Seelen, Paradiese und Wiedergeburten
    Wir kommen auf die Welt, durchleben eine Zeit voller Leid und Schmerz und sterben dann. Da ist es nur natürlich, von einer Sphäre zu träumen, in der es weder Leid, Schmerz noch den Tod gibt. Der römische Dichter Ovid beschreibt das goldene Zeitalter, in dem Milch und Honig in den Bächen flossen. Im Garten Eden herrschen ewiger Friede und Glückseligkeit. Den muslimischen Gotteskriegern ist eine Oase verheißen. Je nach Quelle warten dort zwischen 23 und 48  Jungfrauen auf sie. Solche Phantasien mögen auf viele verlockend wirken. Oft bleibt dabei allerdings unklar, ob man als ganzer Mensch oder bloß als Seele in diesen Paradiesen wohnt.
    Die Idee der unsterblichen Seele stammt nicht aus der jüdischen Tradition der Heiligen Schrift, sondern von Platon, der glaubte, dass der Körper nur das vorübergehende «Grab» der Seele sei, von dem sie sich nach dem Tod loslöse. Die Seele selbst sei unzerteilbar, unzerstörbar und ewig. Die christliche Vorstellung einer Seele ist also eine neuplatonische Umdeutung der eigentlichen Bibelmetaphysik, denn die Auferstehung der Toten meint ursprünglich den ganzen Menschen aus Fleisch und Blut.
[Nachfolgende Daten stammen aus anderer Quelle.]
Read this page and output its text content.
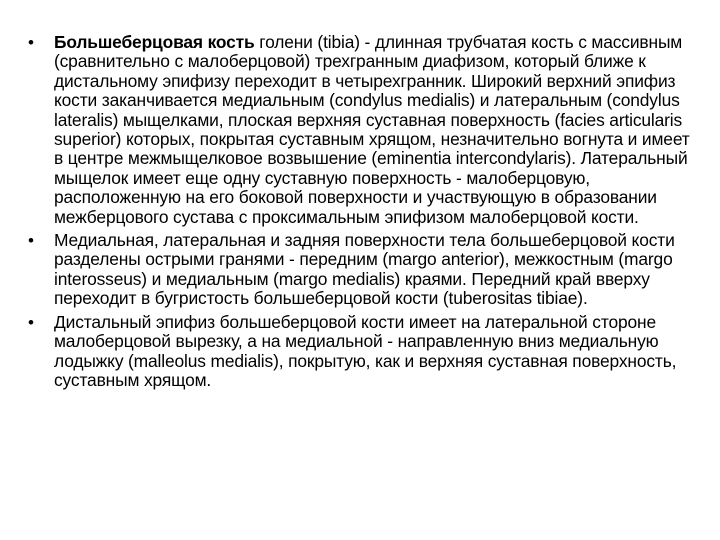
•	Большеберцовая кость голени (tibia) - длинная трубчатая кость с массивным (сравнительно с малоберцовой) трехгранным диафизом, который ближе к дистальному эпифизу переходит в четырехгранник. Широкий верхний эпифиз кости заканчивается медиальным (condylus medialis) и латеральным (condylus lateralis) мыщелками, плоская верхняя суставная поверхность (facies articularis superior) которых, покрытая суставным хрящом, незначительно вогнута и имеет в центре межмыщелковое возвышение (eminentia intercondylaris). Латеральный мыщелок имеет еще одну суставную поверхность - малоберцовую, расположенную на его боковой поверхности и участвующую в образовании межберцового сустава с проксимальным эпифизом малоберцовой кости.
•	Медиальная, латеральная и задняя поверхности тела большеберцовой кости разделены острыми гранями - передним (margo anterior), межкостным (margo interosseus) и медиальным (margo medialis) краями. Передний край вверху переходит в бугристость большеберцовой кости (tuberositas tibiae).
•	Дистальный эпифиз большеберцовой кости имеет на латеральной стороне малоберцовой вырезку, а на медиальной - направленную вниз медиальную лодыжку (malleolus medialis), покрытую, как и верхняя суставная поверхность, суставным хрящом.
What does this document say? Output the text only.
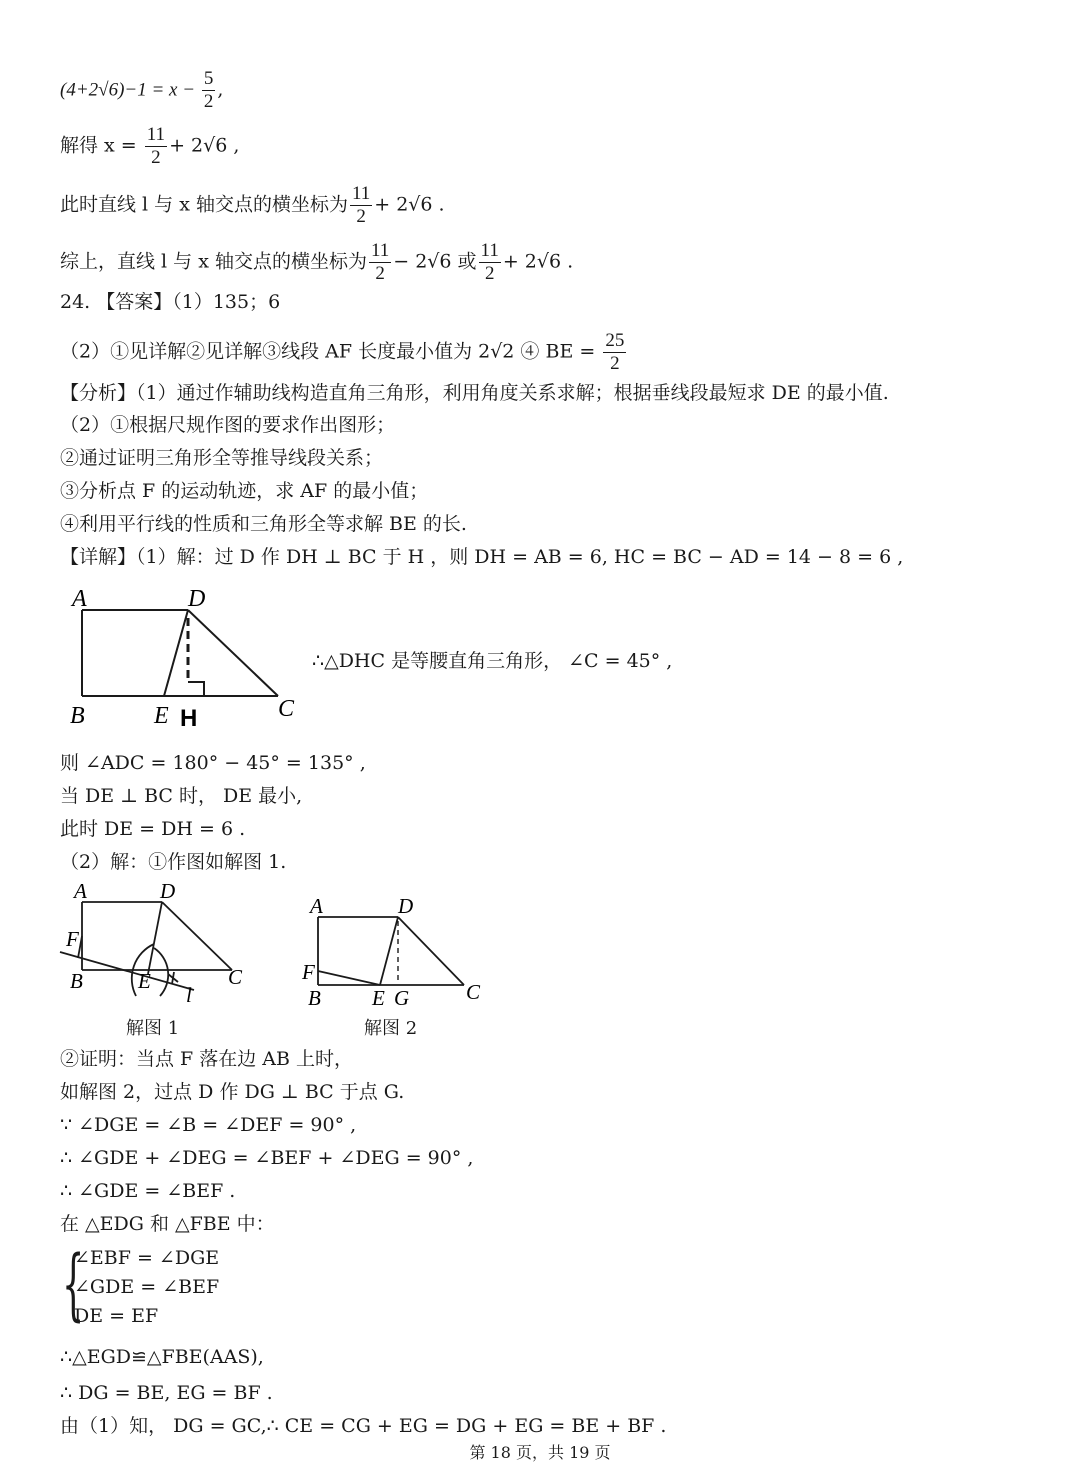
$(4+2√6)-1 = x - \frac{5}{2}$ ,
解得 $x = \frac{11}{2} + 2√6$ ,
此时直线 l 与 x 轴交点的横坐标为 $\frac{11}{2} + 2√6$ .
综上，直线 l 与 x 轴交点的横坐标为 $\frac{11}{2} - 2√6$ 或 $\frac{11}{2} + 2√6$ .
24. 【答案】（1）135；6
（2）①见详解②见详解③线段 AF 长度最小值为 2√2 ④ BE = $\frac{25}{2}$
【分析】（1）通过作辅助线构造直角三角形，利用角度关系求解；根据垂线段最短求 DE 的最小值.
（2）①根据尺规作图的要求作出图形；
②通过证明三角形全等推导线段关系；
③分析点 F 的运动轨迹，求 AF 的最小值；
④利用平行线的性质和三角形全等求解 BE 的长.
【详解】（1）解：过 D 作 DH ⊥ BC 于 H ，则 DH = AB = 6, HC = BC − AD = 14 − 8 = 6 ,
A	D
B	E H	C
∴△DHC 是等腰直角三角形， ∠C = 45° ,
则 ∠ADC = 180° − 45° = 135° ,
当 DE ⊥ BC 时， DE 最小,
此时 DE = DH = 6 .
（2）解：①作图如解图 1.
A	D
F
B	E	C
l
解图 1
A	D
F
B E G	C
解图 2
②证明：当点 F 落在边 AB 上时，
如解图 2，过点 D 作 DG ⊥ BC 于点 G.
∵ ∠DGE = ∠B = ∠DEF = 90° ,
∴ ∠GDE + ∠DEG = ∠BEF + ∠DEG = 90° ,
∴ ∠GDE = ∠BEF .
在 △EDG 和 △FBE 中：
{
∠EBF = ∠DGE
∠GDE = ∠BEF
DE = EF
∴△EGD≌△FBE(AAS),
∴ DG = BE, EG = BF .
由（1）知， DG = GC,∴ CE = CG + EG = DG + EG = BE + BF .
第 18 页，共 19 页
Das Reich Gottes ist eine Herrschaft auf der Erde und nicht in einem wolkigen Himmelsgewölbe.
    Aber selbst wenn wir annähmen, die wilde und völlig unbegründete Behauptung, wir hätten eine unsterbliche Seele, wäre tatsächlich wahr, dann kann man sich immer noch fragen, ob
wir
überhaupt etwas mit unserer Seele zu tun haben. Unser Leben ist durch unsere ganze Persönlichkeit geprägt: unsere Empfindungen, Gedanken, Wünsche, Erinnerungen, Sehnsüchte, Pläne und Taten. All diese sind an unseren Körper gebunden. Ohne Gehirn und Körper könnten wir nichts fühlen, denken oder tun. Wenn wir sterben, ist all das vorbei. Das ist auf eine tiefe Weise tragisch, aber die Existenz einer Seele ändert daran nichts. Was bringt es mir, wenn meine Seele weiterexistiert,
ich
aber tot bin? Man müsste schon behaupten, dass unsere Seele genauso fühlt, denkt und handelt wie wir und dazu noch unabhängig von unserem Körper existiert. Damit schluckt man die bittere Pille des Dualismus, dem zufolge die Seele weder körperlich-räumlich ist, noch vom Gehirn abhängt und trotzdem mit der Körperwelt interagiert. Das ist eine widersprüchliche Position, denn nichts kann gleichzeitig körperlich und unkörperlich sein.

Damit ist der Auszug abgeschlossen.